Many environments have the requirement to be flexible to what platform they are running. Flexibility allows for the ability to move, migrate and leverage data between each of their virtual environment assets. This also applies to extending into other cloud environments, whether that be for backup retention purposes, using a Veeam Cloud & Service Provider partner for managed service providers or expanding the production environment into the public cloud to offer further flexibility to the on-premises infrastructure.
Brief architecture overview
The agentless architecture for Veeam Availability for Nutanix AHV consists of a Veeam Backup Proxy Appliance that will reside within the AHV cluster. The requirement here is one proxy per cluster, and as a v1 product with extensive beta testing, we have not seen a requirement to scale this function out. The Veeam Backup Proxy Appliance is a lightweight installation, offering an intuitive Prism-like web UI that is used to manage the appliance itself, configure, schedule and run backups, and perform both full-VM recoveries and disk-based recoveries.

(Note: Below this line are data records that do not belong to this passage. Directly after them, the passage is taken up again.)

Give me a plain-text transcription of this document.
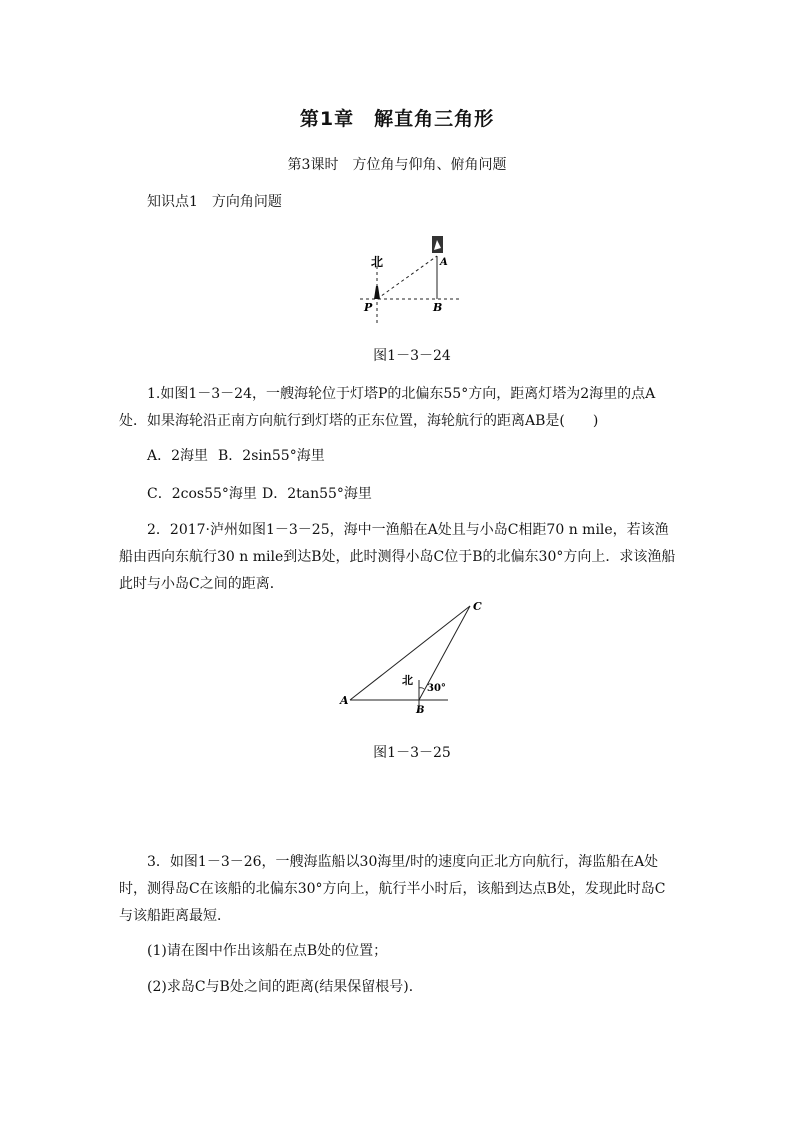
第1章　解直角三角形
第3课时　方位角与仰角、俯角问题
知识点1　方向角问题
北
P
A
B
图1－3－24
1.如图1－3－24，一艘海轮位于灯塔P的北偏东55°方向，距离灯塔为2海里的点A处．如果海轮沿正南方向航行到灯塔的正东位置，海轮航行的距离AB是(　　)
A．2海里 B．2sin55°海里
C．2cos55°海里 D．2tan55°海里
2．2017·泸州如图1－3－25，海中一渔船在A处且与小岛C相距70 n mile，若该渔船由西向东航行30 n mile到达B处，此时测得小岛C位于B的北偏东30°方向上．求该渔船此时与小岛C之间的距离．
A
B
C
北
30°
图1－3－25
3．如图1－3－26，一艘海监船以30海里/时的速度向正北方向航行，海监船在A处时，测得岛C在该船的北偏东30°方向上，航行半小时后，该船到达点B处，发现此时岛C与该船距离最短．
(1)请在图中作出该船在点B处的位置；
(2)求岛C与B处之间的距离(结果保留根号)．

The Veeam Backup Proxy Appliance is required to have communication with a Veeam Backup & Replication server for authentication purposes, but this also extends recovery capabilities with the ability to perform file-level recoveries and application item-level recoveries using the established Veeam Explorers. Also, as an extension to the backup policy, you can leverage backup copy jobs or send AHV backups to tape. Finally, there’s the ability to do more with AHV data, like converting those backup files into VMDK, VHD and VHDX for use in different virtual environments, as well as sending and converting them to machines in Microsoft Azure, which is ideal for a testing environment with infinite and scalable resources.
The final thing to mention on the architecture is where the backup files are stored — a Veeam Backup & Replication repository, the primary reason for the communication and authentication from Veeam Backup Proxy Appliance to the Veeam Backup & Replication server.
Zero socket license
Because of the requirement for a Veeam Backup & Replication server and repository, a common question is “if we are moving completely to Nutanix AHV as our only hypervisor in the environment, how do we gain access to the required Veeam Backup & Replication components if we do not have a license for it?” This is essentially the same question in Veeam Agent-only customer environments with no virtualization in place, so the same answer applies.
All Veeam Availability for Nutanix AHV licenses (and Veeam Agent licenses) are delivered with a zero-socket license for Veeam Backup & Replication at no additional cost. The zero-socket license unlocks Veeam Backup & Replication functionality for AHV backups in environments where an existing Veeam Backup & Replication for VMware vSphere of Microsoft Hyper-V instance does not exist.
As mentioned above, many environments will have the requirement to run a multi-hypervisor infrastructure for numerous reasons. The possibilities from a management, backup and recovery perspective for AHV environments that have been brought with the release of Veeam Availability for Nutanix AHV have already been discussed, but if we were to also have a VMware vSphere or a Microsoft Hyper-V footprint alongside AHV, does this mean I have to have additional Veeam management components?
No, that same Veeam Backup & Replication management server and repository can be used for Nutanix AHV, VMware and Microsoft Hyper-V backups, as well as Veeam Agent backups. However, in some circumstances, there may be a requirement to have separate management for these environments, and that can be achievable using the zero socket license applicable in both AHV- or Veeam Agent-only environments. Remember, Veeam does not license the components that are licensed on the production workload, meaning you are able to have as many Veeam components as you see fit.